Depending on the type of family you have, the holiday season can be either a wonderful time to celebrate and give thanks with loved ones or a heinous pit of rage, jealously and despair akin to a sexual encounter with Carrot Top.
But before you wash that Xanax down with a box of wine just to get though your cousin Donny’s vicious rant on socialized medicine, check out our Holiday Survival Guide for the best methods to cope with the frustration, anxiety and excruciating regret that the holidays bring. You may still need that vino, but trust us; the damage won’t be irreparable like it was last year (sorry Aunt Opal, in all fairness, who could have known that Mittens’ fur was extremely flammable).
1. Have everyone open their gifts at the same time
Giving gifts is an important part of the holidays. Unfortunately, it can turn into an endless chasm of annoyance considering your Great Aunt incessantly oohs and aahs at every single gift, in addition to holding it up and displaying it for everyone one to see. Consider The Thunder Dome Method where everyone opens his or her gifts at once, creating a frenzy of ribbon, wrapping paper and blood. Whoever finishes first is the winner and subsequently gets to usurp one choice gift from everyone else in the family.
Example: “I am the gift king, yield before my power! Bow before the council of elders and submit unto me your IPads and Xbox 360 paraphernalia!”
2. Avoid any and all discussions about religion and/or politics
There’s a thin grey line between conversing over, say, the recent rise in gas prices and having to explain to your sister-in-law that the Federal Reserve isn’t actually a part of the United States government. Try to diffuse what are sure to be heated political debates with prepared non-sequiturs.

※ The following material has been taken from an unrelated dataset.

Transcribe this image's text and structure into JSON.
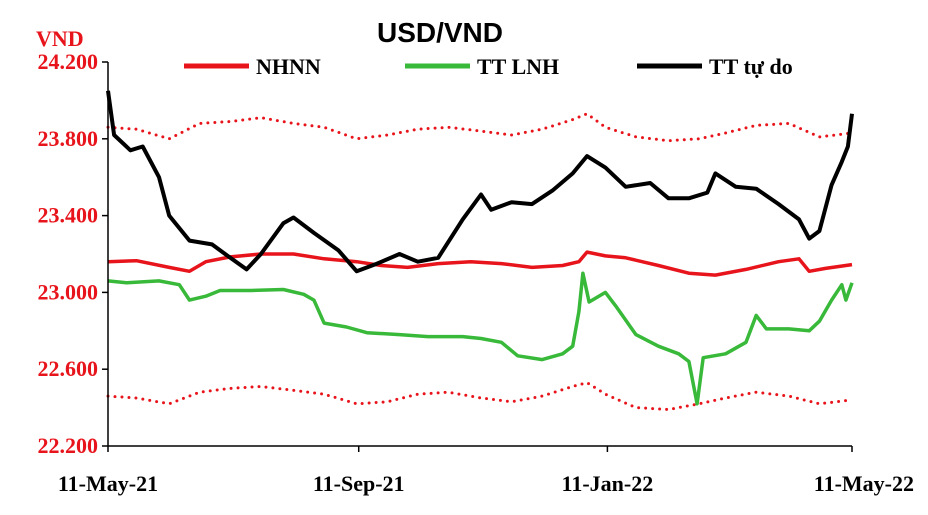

Example: “Well, all I’m saying is that once gays can get married what’s to stop someone from marrying their pet goat or their car for that matter?”
“Does anyone else love pumpkin pie, but hate pumpkin soup?”
3. Let your older, less successful siblings’ passive aggressive remarks slide
Sure, Tammy never congratulated you when you got that promotion and she never apologized when she broke your Chevy Malibu’s side mirror while borrowing your car to pick up some Newports, but in the name of sanity, let her wallow in her own self-hate. If you must, just return her backhanded compliment with another.
Example: “I thought writers made more money than that.”
“That’s weird, I always thought manic-depressive alcoholics were supposed to be funny during the holidays.”
4. Stay away from Eggnog and other strange, alcoholic concoctions
I’ll never understand the draw of Eggnog and every other vile holiday mixed drink. Never once have I been drinking and thought to myself, this is really good, but it’s needs more milk and nutmeg. So when your family offers you some eggnog or Limon cello, simply tell them that you’re lactose intolerant and might end up yakking all over the Christmas goose.
Example: “Make sure you try some of my homemade eggnog, it’s delicious.”
“Sure, I’ll have some, just make sure you dial 911 and get the stomach pump ready beforehand.”
5. When dealing with your significant other’s parents, short answers are always best
It’s probably not a good idea to extol the drawbacks of tax cuts for the rich. Nor is it a good idea to explain that you missed the Two and a Half Men season finale because the show is about as funny as testicular cancer. Your best bet is to try to keep any and all responses to simple yes or no answers.
Example: “You know Obama is a Kenyan Muslim, right?”
“No, I didn’t know that.”
6. Don’t let your grandma depress everyone with her sob stories from the Great Depression
So your Father accidentally mentioned the failing American economy, spiraling your grandma into a furious rant on how, in her day, they survived by eating newspaper trimmings and rich men’s’ buttons. Do your best to disarm her with a joke and hopefully she’ll forget where she is and what she was talking about.
Example: “We survived for two months on a single jar of pickled beats!”
“I would have taken my chances with the buttons!”
7. Remember, every shitty gift you receive is one more gift you won’t have to buy for somebody else
It can be difficult to feign a smile when your mom gives you socks or a USB-powered toaster for the holidays. But instead of mustering a thinly veiled smile, think about how you won’t need to search or spend money on your girlfriend or boyfriend’s pissy younger brother, Chaz.
Example: “I noticed your socks were filthy so I thought you could use another pair.”
“Thanks, Mom. I’ll cherish these forever.” (Awesome, Chaz will hate these!)